No one wishes to be frivolous about the current pandemic. It’s still real and should still be respected. Wear the mask. Pay attention to who is around you. Etc.
There is an aspect of the virus, though, that for me has been no problem at all. I spent many years in corporate business, an endeavor that I did not much enjoy and am glad to have left, a departure that took place about twenty years ago. Business did allow me to make some money, which very much helped in raising a family. It also enabled me to hone my skills as a conversationalist, skills that were always with me anyway, even without business.
I’ve been pursuing a different profession since I left business, which is to write fiction. (Full time. I’d been writing throughout my time in business, during lunch.) One can argue that that’s hardly a profession, since it is close to impossible to make enough money to support yourself and a family on creative-writing-wages. But the one thing you must have to make that pursuit fruitful is time alone. I suspect no one has ever completed a novel while working in one of those workplace offices that have been the rage for the last few decades. Everybody in one room, long tables, workstations everywhere, IT guys abounding, noise, and blather everywhere, and no privacy.
For the writer, solitude is the requirement for doing fiction. You are always alone and, if you have talent, are always involved in a complicated conversation with yourself. This sort of thing can be an enormous challenge, which I think explains much of the bad fiction being written today in the United States.

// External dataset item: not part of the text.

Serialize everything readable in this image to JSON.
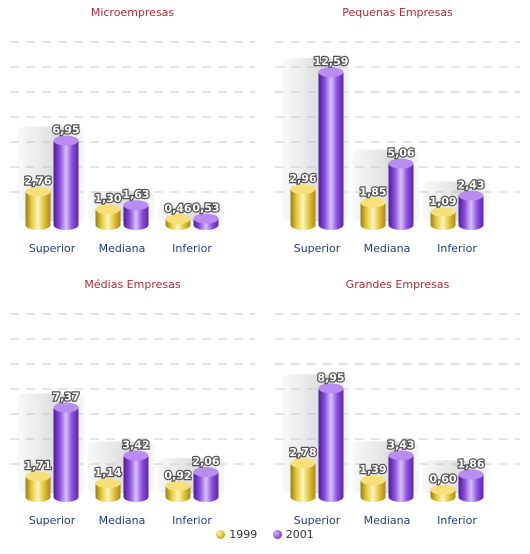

In a dark world, many fiction writers fall into the trap of simply accepting that darkness and feeling that they must write about it exclusively. So, these days we have buckets of novels written about how featureless life is. They are often slim volumes about small lives, in the manner of, say, Camus’s The Stranger, as in this, written by Camus himself: “She wanted to know if I loved her. I answered the same way I had the last time, that it didn’t mean anything but that I probably didn’t.” It may be that Camus was a good writer…maybe. But, like his, most of the contemporary novels I’ve attempted reading that try to explain the current emotionally plain, viewless atmosphere are themselves viewless. Plain, as well. Yes, they give you an idea of what it is to live in these times of Corona virus shutdown and political cluelessness (except for President Biden and most, although not all, other Democrats.) But, to get that, all you need do is look around. To write well about it is another matter. Simply spelling out emotional barrenness —- one novel after another —- isn’t enough.
But, of course, the fine novel, rare as it is, is out there. You must keep looking. For me, at least for now, García Márquez will have to do. His work still has it in spades, although his time has passed. Edith Wharton too, although even she would have trouble these days, since so much of her work depended on fascinating conversation between compelling women. Wharton’s characters were unhappy, but very much more than just unhappy.
But try Sebastian Barry, whom I’ve just begun reading…his The Whereabouts of Eaneus McNulty. Vera by Carol Edgarian. All the Light We Cannot See by Anthony Doerr.
And…may I suggest another novel that I like, The Moment Before, the author of which is a particularly close friend.
It’s out there, that novel. It’s being written now…somewhere. We mustn’t give up. We’ll find it. Keep looking.